A massive pair of fires burning on either side of Clear Lake, about 100 miles north of San Francisco, exploded to nearly 230,000 acres Saturday night, making the conflagration among the largest on record in California and the most pressing of 17 large wildfires across the state.
The Mendocino Complex fire, now the sixth-largest in recorded state history, has forced thousands of people to evacuate and has burned dozens of homes. Last year’s Thomas fire, which burned 281,000 acres in Santa Barbara and Ventura counties, was California’s largest.
Farther north near Redding, residents began returning Saturday to neighborhoods ravaged by the Carr fire, which has killed six people and destroyed more than 1,000 homes.
Dan Kissick was among those returning. He said the fire had overwhelmed his neighborhood faster than anyone expected on July 26. After more than a week away, Kissick came back to the site of his home on Kellinger Street to find it gone, except for some portions of walls.
The night of the fire, Kissick and his family fled when the air filled with smoke and the sky turned an orange-red. They grabbed a suitcase and some shirts, but hadn’t packed a proper “go-bag” filled with important belongings or supplies, Kissick said.
“I basically only took clothes for two or three days, thinking I’ll be back. That was obviously a misjudgment,” said Kissick, 60. “I knew it was bad, but I didn’t think it was that bad.”
Nearly every home on the block was destroyed except for a two-story one with scorched palm trees in the backyard.
Kissick said he considered himself lucky in the grand scheme of things. He and his family had a relative to stay with the night they fled. The next day, they snagged a rental property nearby before those were all snapped up by the thousands of other evacuees.
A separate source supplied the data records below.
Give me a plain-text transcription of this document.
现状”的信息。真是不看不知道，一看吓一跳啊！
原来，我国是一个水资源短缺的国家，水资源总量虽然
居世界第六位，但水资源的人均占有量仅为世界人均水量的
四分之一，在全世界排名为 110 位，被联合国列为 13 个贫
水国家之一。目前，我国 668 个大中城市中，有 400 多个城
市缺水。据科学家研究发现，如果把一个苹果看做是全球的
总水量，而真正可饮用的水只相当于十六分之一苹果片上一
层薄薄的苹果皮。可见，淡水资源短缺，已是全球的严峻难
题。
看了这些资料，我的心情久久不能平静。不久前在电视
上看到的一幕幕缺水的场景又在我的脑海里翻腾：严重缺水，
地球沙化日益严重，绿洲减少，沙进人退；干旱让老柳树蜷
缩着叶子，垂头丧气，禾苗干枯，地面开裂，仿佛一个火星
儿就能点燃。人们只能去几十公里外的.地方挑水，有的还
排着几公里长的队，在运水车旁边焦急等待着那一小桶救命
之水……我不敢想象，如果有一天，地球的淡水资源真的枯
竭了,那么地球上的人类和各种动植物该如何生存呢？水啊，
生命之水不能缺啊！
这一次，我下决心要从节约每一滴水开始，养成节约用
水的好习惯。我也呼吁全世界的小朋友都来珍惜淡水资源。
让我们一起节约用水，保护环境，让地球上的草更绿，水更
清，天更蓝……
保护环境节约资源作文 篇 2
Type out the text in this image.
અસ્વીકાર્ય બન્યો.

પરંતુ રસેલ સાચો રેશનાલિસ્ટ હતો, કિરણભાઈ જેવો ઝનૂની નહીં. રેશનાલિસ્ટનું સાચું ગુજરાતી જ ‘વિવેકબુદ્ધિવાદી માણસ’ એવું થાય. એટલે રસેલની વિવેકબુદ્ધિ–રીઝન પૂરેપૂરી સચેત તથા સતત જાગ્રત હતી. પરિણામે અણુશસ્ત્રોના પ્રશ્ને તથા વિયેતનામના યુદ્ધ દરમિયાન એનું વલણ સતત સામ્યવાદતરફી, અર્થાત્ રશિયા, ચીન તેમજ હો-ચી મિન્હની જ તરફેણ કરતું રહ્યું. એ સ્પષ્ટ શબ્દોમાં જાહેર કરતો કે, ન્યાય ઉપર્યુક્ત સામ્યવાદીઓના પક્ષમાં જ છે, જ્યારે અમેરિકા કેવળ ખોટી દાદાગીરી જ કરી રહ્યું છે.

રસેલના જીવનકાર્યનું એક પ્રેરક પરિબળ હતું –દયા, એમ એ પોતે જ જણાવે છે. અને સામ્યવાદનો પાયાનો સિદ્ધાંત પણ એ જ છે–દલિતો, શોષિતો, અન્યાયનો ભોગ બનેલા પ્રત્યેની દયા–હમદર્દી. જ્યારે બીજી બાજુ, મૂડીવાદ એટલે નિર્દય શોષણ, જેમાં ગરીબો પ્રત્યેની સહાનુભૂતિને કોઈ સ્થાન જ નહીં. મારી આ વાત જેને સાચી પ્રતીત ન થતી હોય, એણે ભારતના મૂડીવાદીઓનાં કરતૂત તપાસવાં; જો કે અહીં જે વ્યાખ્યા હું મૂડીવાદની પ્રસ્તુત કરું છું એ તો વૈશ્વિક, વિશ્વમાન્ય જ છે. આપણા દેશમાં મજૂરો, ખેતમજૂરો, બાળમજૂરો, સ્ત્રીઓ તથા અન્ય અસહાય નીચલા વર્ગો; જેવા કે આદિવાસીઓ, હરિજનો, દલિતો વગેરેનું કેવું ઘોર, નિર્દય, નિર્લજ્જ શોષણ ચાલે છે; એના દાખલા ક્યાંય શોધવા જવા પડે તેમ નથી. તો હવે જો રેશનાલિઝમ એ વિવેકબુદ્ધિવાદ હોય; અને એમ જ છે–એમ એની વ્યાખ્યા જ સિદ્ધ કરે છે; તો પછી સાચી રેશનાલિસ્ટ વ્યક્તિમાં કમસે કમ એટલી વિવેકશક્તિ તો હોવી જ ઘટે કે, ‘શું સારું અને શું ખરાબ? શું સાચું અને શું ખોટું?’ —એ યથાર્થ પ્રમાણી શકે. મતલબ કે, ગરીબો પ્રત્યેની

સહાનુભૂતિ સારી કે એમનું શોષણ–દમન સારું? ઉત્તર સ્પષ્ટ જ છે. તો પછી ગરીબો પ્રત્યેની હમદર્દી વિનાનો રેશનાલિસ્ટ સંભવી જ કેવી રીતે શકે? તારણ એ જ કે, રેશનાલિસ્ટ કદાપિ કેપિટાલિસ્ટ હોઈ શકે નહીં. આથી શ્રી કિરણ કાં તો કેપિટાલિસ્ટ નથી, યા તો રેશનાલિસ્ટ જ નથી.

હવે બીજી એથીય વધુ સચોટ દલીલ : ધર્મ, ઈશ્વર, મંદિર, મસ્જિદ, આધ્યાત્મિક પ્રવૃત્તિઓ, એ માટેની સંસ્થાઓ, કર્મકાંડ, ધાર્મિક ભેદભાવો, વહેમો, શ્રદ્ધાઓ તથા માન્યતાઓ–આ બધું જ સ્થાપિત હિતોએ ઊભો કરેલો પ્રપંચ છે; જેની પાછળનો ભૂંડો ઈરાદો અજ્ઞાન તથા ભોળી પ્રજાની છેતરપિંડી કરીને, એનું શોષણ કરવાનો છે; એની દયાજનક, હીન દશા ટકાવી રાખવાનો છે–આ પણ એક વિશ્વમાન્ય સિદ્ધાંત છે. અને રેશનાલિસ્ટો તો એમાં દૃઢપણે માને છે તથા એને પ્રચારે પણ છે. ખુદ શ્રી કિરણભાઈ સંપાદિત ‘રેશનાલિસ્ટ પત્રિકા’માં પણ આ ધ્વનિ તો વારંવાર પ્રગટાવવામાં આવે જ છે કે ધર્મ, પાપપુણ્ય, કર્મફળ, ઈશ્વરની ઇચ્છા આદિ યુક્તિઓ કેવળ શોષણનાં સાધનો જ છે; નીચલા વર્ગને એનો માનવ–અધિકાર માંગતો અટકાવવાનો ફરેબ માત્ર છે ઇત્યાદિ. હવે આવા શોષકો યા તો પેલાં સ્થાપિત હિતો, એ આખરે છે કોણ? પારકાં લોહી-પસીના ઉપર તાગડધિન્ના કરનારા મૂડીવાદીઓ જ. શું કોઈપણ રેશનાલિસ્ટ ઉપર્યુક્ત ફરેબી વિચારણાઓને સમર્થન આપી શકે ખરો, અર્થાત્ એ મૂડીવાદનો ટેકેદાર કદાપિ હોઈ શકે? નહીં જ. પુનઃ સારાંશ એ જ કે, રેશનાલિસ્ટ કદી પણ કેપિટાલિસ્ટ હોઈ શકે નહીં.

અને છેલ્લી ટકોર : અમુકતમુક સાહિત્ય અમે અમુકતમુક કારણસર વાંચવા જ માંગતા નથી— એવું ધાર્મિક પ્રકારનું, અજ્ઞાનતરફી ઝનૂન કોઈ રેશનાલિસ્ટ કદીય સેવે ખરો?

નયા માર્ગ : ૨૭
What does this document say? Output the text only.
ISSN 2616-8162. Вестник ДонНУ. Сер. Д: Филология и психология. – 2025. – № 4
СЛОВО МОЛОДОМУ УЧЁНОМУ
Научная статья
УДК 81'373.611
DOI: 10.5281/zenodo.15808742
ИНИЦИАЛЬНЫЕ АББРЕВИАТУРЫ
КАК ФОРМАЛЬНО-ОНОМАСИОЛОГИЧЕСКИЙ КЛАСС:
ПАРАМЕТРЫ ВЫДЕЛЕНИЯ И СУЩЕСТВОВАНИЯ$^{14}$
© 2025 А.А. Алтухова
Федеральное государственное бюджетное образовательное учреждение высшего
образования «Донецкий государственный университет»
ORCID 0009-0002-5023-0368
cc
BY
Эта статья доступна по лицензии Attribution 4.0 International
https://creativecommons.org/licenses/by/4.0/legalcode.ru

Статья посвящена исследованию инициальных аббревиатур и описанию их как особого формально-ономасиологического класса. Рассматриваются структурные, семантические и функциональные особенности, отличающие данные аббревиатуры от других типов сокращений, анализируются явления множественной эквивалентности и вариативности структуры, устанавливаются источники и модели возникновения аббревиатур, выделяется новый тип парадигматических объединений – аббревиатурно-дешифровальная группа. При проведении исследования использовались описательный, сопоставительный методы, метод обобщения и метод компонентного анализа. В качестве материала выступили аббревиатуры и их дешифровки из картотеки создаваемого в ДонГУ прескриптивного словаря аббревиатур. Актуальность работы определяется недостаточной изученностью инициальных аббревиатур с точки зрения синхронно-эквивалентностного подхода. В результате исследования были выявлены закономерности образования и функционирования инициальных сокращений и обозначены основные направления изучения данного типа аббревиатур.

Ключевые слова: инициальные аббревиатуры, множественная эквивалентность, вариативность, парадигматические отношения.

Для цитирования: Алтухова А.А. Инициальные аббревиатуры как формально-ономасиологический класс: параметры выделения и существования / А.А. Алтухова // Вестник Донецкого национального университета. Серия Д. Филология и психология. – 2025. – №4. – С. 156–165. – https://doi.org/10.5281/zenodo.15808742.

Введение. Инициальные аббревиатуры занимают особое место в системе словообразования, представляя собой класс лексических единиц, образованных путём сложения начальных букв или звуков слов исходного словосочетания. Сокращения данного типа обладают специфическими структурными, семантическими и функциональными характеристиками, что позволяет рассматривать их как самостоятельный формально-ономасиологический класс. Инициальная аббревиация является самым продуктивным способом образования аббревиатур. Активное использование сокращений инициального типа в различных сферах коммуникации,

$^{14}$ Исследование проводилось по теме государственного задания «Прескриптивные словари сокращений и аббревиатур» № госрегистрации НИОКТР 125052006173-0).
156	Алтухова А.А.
“Nobody got hurt, so you’ve got to look at the good,” he said. “I know not everybody was as lucky.”
More than 4,500 firefighters stationed in two Shasta County base camps have battled the 145,000-acre blaze for nearly two weeks, facing triple-digit temperatures, winds up to 30 mph and desert-dry air.
Numerous media reports have blamed the start of the massive blaze on a vehicle towing a trailer with a flat tire, its metal rim creating sparks as it rolled along. In an interview Saturday evening, California Department of Forestry and Fire Protection officials said the cause of the fire remained under investigation.
Gov. Jerry Brown visited the fire command center at the county fairgrounds on Saturday. Increased year-round fire activity was “the new normal” for the state, he said. The governor said he had asked President Trump to issue a major disaster declaration to aid the firefighting and recovery effort.
“He has done it in the past; I am confident he will do it again,” Brown said.
The Carr fire — which has affected communities around Whiskeytown Lake and the Sacramento River — was moving into areas where it will be more difficult to control, fire behavior analyst Don Boursier said. Years of drought have left California’s forests more vulnerable, and so far this year the area around the fire has seen 33 days of 100-degree temperatures, the National Weather Service said.
It hasn’t rained in the Redding or Anderson areas in 71 days.
“The calendar is saying it’s August, the fuel is telling us its September,” Boursier told firefighters during a morning briefing Saturday.
The fire was 41% contained and expected to burn north, deeper into Trinity County forest land around Blue Mountain, officials said.
Two firefighters have been killed battling the blaze, along with four civilians — including a 70-year-old woman who died trying to shield her great-grandchildren, ages 4 and 5, with a wet blanket as her house burned around them.
The forecast for the days ahead includes more intense, dry heat and wind — awful firefighting weather.
The large wildfires burning in the state have scorched over 450,000 acres, displaced around 40,000 residents and are being fought by more than 14,000 firefighters from around the state and country.
Among them is the Ferguson fire near Yosemite National Park, which has burned more than 81,000 acres. Yosemite Valley has been closed since July 25.
Back in Redding, Marilyn and Nick Peters treaded lightly on top of their home’s burnt remains Saturday, occasionally hunching over to sift through a pile of rubble.
Nick, 49, tried to find the silver lining in the situation. They had lost their home, one of at least 1,600 destroyed in a span of a few days last week, but they survived, were insured and managed to save a few mementos.
“I found my ring; it still has all the diamonds,” Marilyn said with a half-smile. Nick reached into a pile of stuff on the driveway and pulled out a round, flat piece of cement with Marilyn’s handprint from when she was 5 years old. “I knew this wouldn’t burn,” he joked.
Nick, who works for Pacific Gas & Electric Co., said he’d returned to the neighborhood with crews a week ago to begin restoring power. “Then, I was numb,” he said. “Today it hit me.”